Avez-vous déjà entendu parler de la dissonance cognitive ?

Cette théorie est issue de la psychologie sociale. En 1957, le concept de la dissonance cognitive est introduit par Leon Festinger, à l’époque professeur à l’Université de Palo Alto. Elle nous amène à comprendre comment l’être humain peut modifier ses valeurs, ses croyances, ses actions, en fonction notamment de la situation à laquelle il est confronté.

Pour mieux comprendre, nous devons partir du postulat suivant : « L’être humain recherche un état d’équilibre cognitif ». En d’autres termes, il cherche à ce que ses cognitions, c’est-à-dire ses pensées, ses croyances, ses valeurs, soient cohérentes entre-elles ainsi qu’avec son comportement. On parle alors de cognitions consonantes. Elles sont cohérentes les unes avec les autres.

Lorsque les circonstances amènent la personne à agir en désaccord avec ces dernières, elle ressent un état d’inconfort, appelé dissonance (incohérence). Elle va alors tenter de réduire cet état en mettant en place diverses stratégies, le but étant de retrouver l’état d’équilibre cognitif recherché.

Dans notre vie, nous sommes quotidiennement confrontés à la dissonance cognitive.

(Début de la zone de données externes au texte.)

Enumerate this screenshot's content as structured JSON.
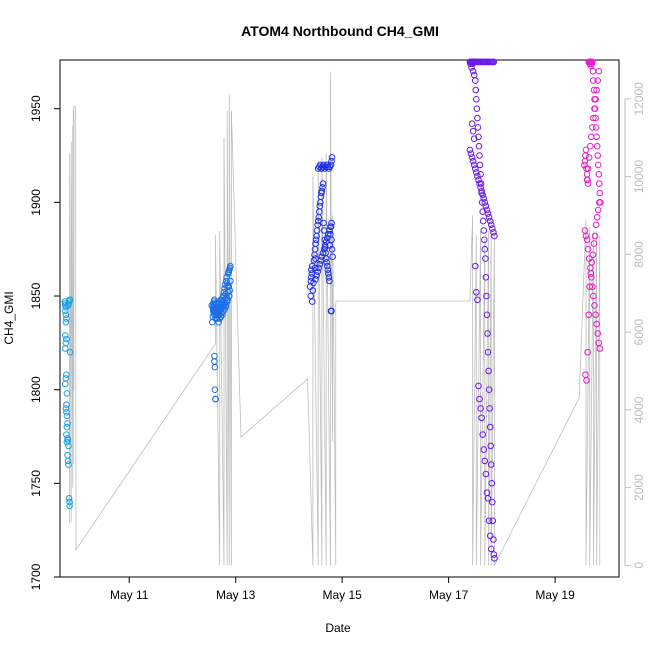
{
  "chart_data": {
    "type": "scatter",
    "title": "ATOM4 Northbound CH4_GMI",
    "xlabel": "Date",
    "ylabel": "CH4_GMI",
    "x_ticks": [
      "May 11",
      "May 13",
      "May 15",
      "May 17",
      "May 19"
    ],
    "x_tick_days": [
      11,
      13,
      15,
      17,
      19
    ],
    "xlim": [
      9.7,
      20.2
    ],
    "ylim": [
      1700,
      1976
    ],
    "y_ticks": [
      1700,
      1750,
      1800,
      1850,
      1900,
      1950
    ],
    "y2lim": [
      -300,
      13000
    ],
    "y2_ticks": [
      0,
      2000,
      4000,
      6000,
      8000,
      10000,
      12000
    ],
    "grid": false,
    "colors": {
      "line": "#bdbdbd",
      "axis": "#000000",
      "axis2": "#bdbdbd"
    },
    "altitude_line": {
      "name": "altitude",
      "x_day": [
        9.88,
        9.88,
        9.91,
        9.91,
        9.94,
        9.94,
        9.95,
        9.95,
        9.96,
        9.96,
        9.99,
        10.0,
        12.62,
        12.62,
        12.7,
        12.7,
        12.78,
        12.78,
        12.84,
        12.84,
        12.88,
        12.88,
        12.92,
        12.92,
        13.1,
        14.35,
        14.45,
        14.45,
        14.55,
        14.55,
        14.62,
        14.62,
        14.7,
        14.7,
        14.78,
        14.78,
        14.82,
        14.82,
        14.88,
        14.88,
        17.4,
        17.45,
        17.45,
        17.52,
        17.52,
        17.6,
        17.6,
        17.68,
        17.68,
        17.75,
        17.75,
        17.8,
        17.8,
        17.86,
        17.86,
        19.45,
        19.58,
        19.58,
        19.65,
        19.65,
        19.72,
        19.72,
        19.78,
        19.78,
        19.84,
        19.84
      ],
      "y_alt": [
        1100,
        10600,
        1100,
        10900,
        2000,
        11300,
        2600,
        11700,
        4500,
        11800,
        11800,
        400,
        5700,
        8500,
        0,
        8600,
        0,
        11000,
        0,
        11700,
        0,
        12100,
        0,
        11700,
        3300,
        4800,
        0,
        10000,
        0,
        10400,
        0,
        10500,
        0,
        10600,
        0,
        12700,
        3200,
        9000,
        0,
        6800,
        6800,
        9000,
        0,
        8500,
        0,
        8600,
        0,
        8400,
        0,
        8600,
        0,
        8600,
        0,
        8500,
        0,
        4300,
        8900,
        0,
        8700,
        0,
        8600,
        0,
        8600,
        0,
        8500,
        0
      ]
    },
    "series": [
      {
        "name": "",
        "color": "#1aa0e8",
        "x_day": [
          9.79,
          9.8,
          9.8,
          9.81,
          9.8,
          9.81,
          9.82,
          9.81,
          9.8,
          9.82,
          9.81,
          9.8,
          9.82,
          9.81,
          9.8,
          9.83,
          9.82,
          9.81,
          9.82,
          9.83,
          9.84,
          9.83,
          9.82,
          9.84,
          9.83,
          9.85,
          9.86,
          9.84,
          9.85,
          9.86,
          9.87,
          9.88,
          9.88,
          9.86,
          9.85,
          9.87,
          9.88,
          9.89,
          9.89
        ],
        "y": [
          1847,
          1846,
          1845,
          1844,
          1842,
          1840,
          1838,
          1836,
          1829,
          1827,
          1825,
          1822,
          1808,
          1806,
          1803,
          1798,
          1792,
          1790,
          1788,
          1786,
          1782,
          1780,
          1776,
          1774,
          1772,
          1773,
          1770,
          1765,
          1762,
          1760,
          1742,
          1740,
          1738,
          1846,
          1845,
          1847,
          1848,
          1848,
          1820
        ]
      },
      {
        "name": "",
        "color": "#1a6ee8",
        "x_day": [
          12.55,
          12.57,
          12.58,
          12.59,
          12.6,
          12.6,
          12.61,
          12.62,
          12.63,
          12.64,
          12.62,
          12.61,
          12.6,
          12.59,
          12.6,
          12.58,
          12.57,
          12.56,
          12.58,
          12.6,
          12.63,
          12.65,
          12.66,
          12.67,
          12.68,
          12.69,
          12.7,
          12.71,
          12.72,
          12.73,
          12.74,
          12.75,
          12.76,
          12.77,
          12.78,
          12.79,
          12.8,
          12.81,
          12.82,
          12.83,
          12.84,
          12.85,
          12.86,
          12.87,
          12.88,
          12.89,
          12.9,
          12.9,
          12.89,
          12.88,
          12.87,
          12.86,
          12.85,
          12.84,
          12.83,
          12.82,
          12.81,
          12.8,
          12.79,
          12.78,
          12.77,
          12.76,
          12.75,
          12.74,
          12.73,
          12.72,
          12.71,
          12.7,
          12.69,
          12.68,
          12.67,
          12.66,
          12.65,
          12.64,
          12.6,
          12.6,
          12.61,
          12.61,
          12.62,
          12.62
        ],
        "y": [
          1845,
          1844,
          1846,
          1843,
          1842,
          1840,
          1841,
          1846,
          1843,
          1840,
          1838,
          1841,
          1845,
          1847,
          1848,
          1842,
          1839,
          1836,
          1843,
          1845,
          1846,
          1844,
          1843,
          1841,
          1840,
          1842,
          1845,
          1843,
          1848,
          1847,
          1846,
          1849,
          1844,
          1850,
          1852,
          1854,
          1856,
          1851,
          1858,
          1860,
          1857,
          1855,
          1862,
          1863,
          1864,
          1865,
          1866,
          1858,
          1853,
          1850,
          1855,
          1852,
          1848,
          1847,
          1849,
          1845,
          1844,
          1846,
          1843,
          1847,
          1842,
          1845,
          1840,
          1848,
          1841,
          1839,
          1844,
          1838,
          1843,
          1836,
          1840,
          1842,
          1838,
          1841,
          1818,
          1815,
          1812,
          1800,
          1795,
          1795
        ]
      },
      {
        "name": "",
        "color": "#1c2ee8",
        "x_day": [
          14.4,
          14.41,
          14.42,
          14.43,
          14.42,
          14.41,
          14.44,
          14.45,
          14.46,
          14.44,
          14.47,
          14.48,
          14.49,
          14.5,
          14.51,
          14.5,
          14.49,
          14.52,
          14.53,
          14.54,
          14.55,
          14.56,
          14.57,
          14.58,
          14.59,
          14.6,
          14.61,
          14.62,
          14.63,
          14.64,
          14.65,
          14.66,
          14.67,
          14.68,
          14.69,
          14.7,
          14.71,
          14.72,
          14.73,
          14.74,
          14.75,
          14.76,
          14.77,
          14.78,
          14.79,
          14.8,
          14.81,
          14.82,
          14.5,
          14.52,
          14.54,
          14.56,
          14.58,
          14.6,
          14.62,
          14.64,
          14.66,
          14.68,
          14.7,
          14.72,
          14.74,
          14.76,
          14.78,
          14.8,
          14.55,
          14.57,
          14.59,
          14.61,
          14.63,
          14.65,
          14.67,
          14.69,
          14.71,
          14.73,
          14.75,
          14.77,
          14.79,
          14.8,
          14.81,
          14.79,
          14.8
        ],
        "y": [
          1855,
          1858,
          1860,
          1862,
          1864,
          1850,
          1847,
          1853,
          1857,
          1866,
          1869,
          1872,
          1875,
          1878,
          1880,
          1870,
          1865,
          1882,
          1885,
          1888,
          1890,
          1892,
          1895,
          1898,
          1900,
          1903,
          1905,
          1906,
          1908,
          1910,
          1889,
          1885,
          1880,
          1876,
          1873,
          1870,
          1868,
          1866,
          1864,
          1862,
          1860,
          1858,
          1877,
          1883,
          1887,
          1880,
          1875,
          1871,
          1859,
          1861,
          1863,
          1865,
          1867,
          1869,
          1871,
          1873,
          1875,
          1877,
          1879,
          1881,
          1883,
          1885,
          1887,
          1889,
          1918,
          1919,
          1920,
          1918,
          1919,
          1920,
          1918,
          1919,
          1920,
          1919,
          1918,
          1919,
          1920,
          1922,
          1924,
          1842,
          1842
        ]
      },
      {
        "name": "",
        "color": "#6a1ae8",
        "x_day": [
          17.4,
          17.41,
          17.42,
          17.43,
          17.44,
          17.45,
          17.46,
          17.47,
          17.48,
          17.49,
          17.5,
          17.51,
          17.52,
          17.53,
          17.54,
          17.55,
          17.56,
          17.57,
          17.58,
          17.59,
          17.6,
          17.61,
          17.62,
          17.63,
          17.64,
          17.65,
          17.66,
          17.67,
          17.68,
          17.69,
          17.7,
          17.71,
          17.72,
          17.73,
          17.74,
          17.75,
          17.76,
          17.77,
          17.78,
          17.79,
          17.8,
          17.81,
          17.82,
          17.83,
          17.84,
          17.85,
          17.86,
          17.4,
          17.42,
          17.44,
          17.46,
          17.48,
          17.5,
          17.52,
          17.54,
          17.56,
          17.58,
          17.6,
          17.62,
          17.64,
          17.66,
          17.68,
          17.7,
          17.72,
          17.74,
          17.76,
          17.78,
          17.8,
          17.82,
          17.84,
          17.86,
          17.41,
          17.43,
          17.45,
          17.47,
          17.49,
          17.51,
          17.53,
          17.55,
          17.57,
          17.59,
          17.61,
          17.63,
          17.65,
          17.67,
          17.69,
          17.71,
          17.73,
          17.75,
          17.77,
          17.79,
          17.81,
          17.83,
          17.85,
          17.44,
          17.46,
          17.48,
          17.5,
          17.52,
          17.54,
          17.56,
          17.58,
          17.6,
          17.62,
          17.64,
          17.66,
          17.68,
          17.7,
          17.72,
          17.74,
          17.76,
          17.78,
          17.8
        ],
        "y": [
          1975,
          1974,
          1975,
          1972,
          1975,
          1974,
          1970,
          1975,
          1968,
          1975,
          1965,
          1960,
          1955,
          1950,
          1945,
          1940,
          1935,
          1930,
          1925,
          1920,
          1915,
          1910,
          1905,
          1900,
          1895,
          1890,
          1885,
          1880,
          1875,
          1870,
          1860,
          1850,
          1840,
          1830,
          1820,
          1810,
          1800,
          1790,
          1780,
          1770,
          1760,
          1750,
          1740,
          1730,
          1720,
          1712,
          1710,
          1928,
          1926,
          1924,
          1922,
          1920,
          1918,
          1916,
          1914,
          1912,
          1910,
          1908,
          1906,
          1904,
          1902,
          1900,
          1898,
          1896,
          1894,
          1892,
          1890,
          1888,
          1886,
          1884,
          1882,
          1975,
          1975,
          1975,
          1975,
          1975,
          1975,
          1975,
          1975,
          1975,
          1975,
          1975,
          1975,
          1975,
          1975,
          1975,
          1975,
          1975,
          1975,
          1975,
          1975,
          1975,
          1975,
          1975,
          1942,
          1938,
          1934,
          1866,
          1852,
          1848,
          1802,
          1795,
          1790,
          1785,
          1776,
          1768,
          1762,
          1755,
          1745,
          1742,
          1730,
          1722,
          1715
        ]
      },
      {
        "name": "",
        "color": "#e81ac8",
        "x_day": [
          19.55,
          19.56,
          19.57,
          19.58,
          19.59,
          19.6,
          19.61,
          19.62,
          19.63,
          19.64,
          19.65,
          19.66,
          19.67,
          19.68,
          19.69,
          19.7,
          19.71,
          19.72,
          19.73,
          19.74,
          19.75,
          19.76,
          19.77,
          19.78,
          19.79,
          19.8,
          19.81,
          19.82,
          19.83,
          19.84,
          19.85,
          19.56,
          19.58,
          19.6,
          19.62,
          19.64,
          19.66,
          19.68,
          19.7,
          19.72,
          19.74,
          19.76,
          19.78,
          19.8,
          19.82,
          19.84,
          19.57,
          19.59,
          19.61,
          19.63,
          19.65,
          19.67,
          19.69,
          19.71,
          19.73,
          19.75,
          19.77,
          19.79,
          19.81,
          19.83,
          19.6,
          19.62,
          19.64,
          19.66,
          19.68,
          19.7,
          19.72,
          19.74,
          19.76,
          19.78,
          19.8,
          19.82
        ],
        "y": [
          1920,
          1922,
          1925,
          1928,
          1918,
          1915,
          1912,
          1910,
          1975,
          1975,
          1974,
          1975,
          1973,
          1975,
          1974,
          1975,
          1970,
          1965,
          1960,
          1955,
          1950,
          1945,
          1940,
          1935,
          1930,
          1925,
          1920,
          1915,
          1910,
          1905,
          1900,
          1885,
          1882,
          1880,
          1875,
          1870,
          1865,
          1860,
          1855,
          1850,
          1845,
          1840,
          1835,
          1830,
          1825,
          1822,
          1808,
          1805,
          1820,
          1840,
          1855,
          1862,
          1868,
          1872,
          1878,
          1882,
          1888,
          1892,
          1896,
          1900,
          1912,
          1918,
          1924,
          1930,
          1935,
          1940,
          1945,
          1950,
          1955,
          1960,
          1965,
          1970
        ]
      }
    ]
  }
}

De manière générale, ne vous est-il pas arrivé de réaliser des achats compulsifs qui s’avèrent sans intérêt ? De ne pas avoir tenu une promesse ? ou encore d’avoir dépassé les limites de vitesse ou grillé un feu rouge ? Nous nous arrangeons de ces comportements en y trouvant des justifications dans l’après coup.

Dans les stratégies mises en place, nous pouvons adapter notre comportement , changer nos croyances, les banaliser voir même en ajouter de nouvelles.

Prenons un exemple un peu plus typique : L’arrêt tabagique. Le fumeur ayant envie d’arrêter de fumer est confronté :
– d’une part à sa volonté d’arrêter de fumer : qui peut être motivée par son envie de prendre soin de sa santé, son désir de liberté, la volonté de donner l’exemple à ses enfants, la souffrance de son
entourage, le coût du tabac, etc.
– et d’autres part à son comportement de fumeur : en lien avec divers facteurs comme la dépendance physique, la dépendance psychologique, ses habitudes de vie, des bénéfices secondaires, etc.

Nous sommes là face à une jolie démonstration de dissonance cognitive. Le fumeur va mettre en place différentes stratégies pour justifier ou banaliser son comportement. Par exemple, il va se dire que ce n’est pas le bon moment d’arrêter de fumer, qu’il faut bien mourir de quelque chose, qu’il a déjà bien diminué, etc.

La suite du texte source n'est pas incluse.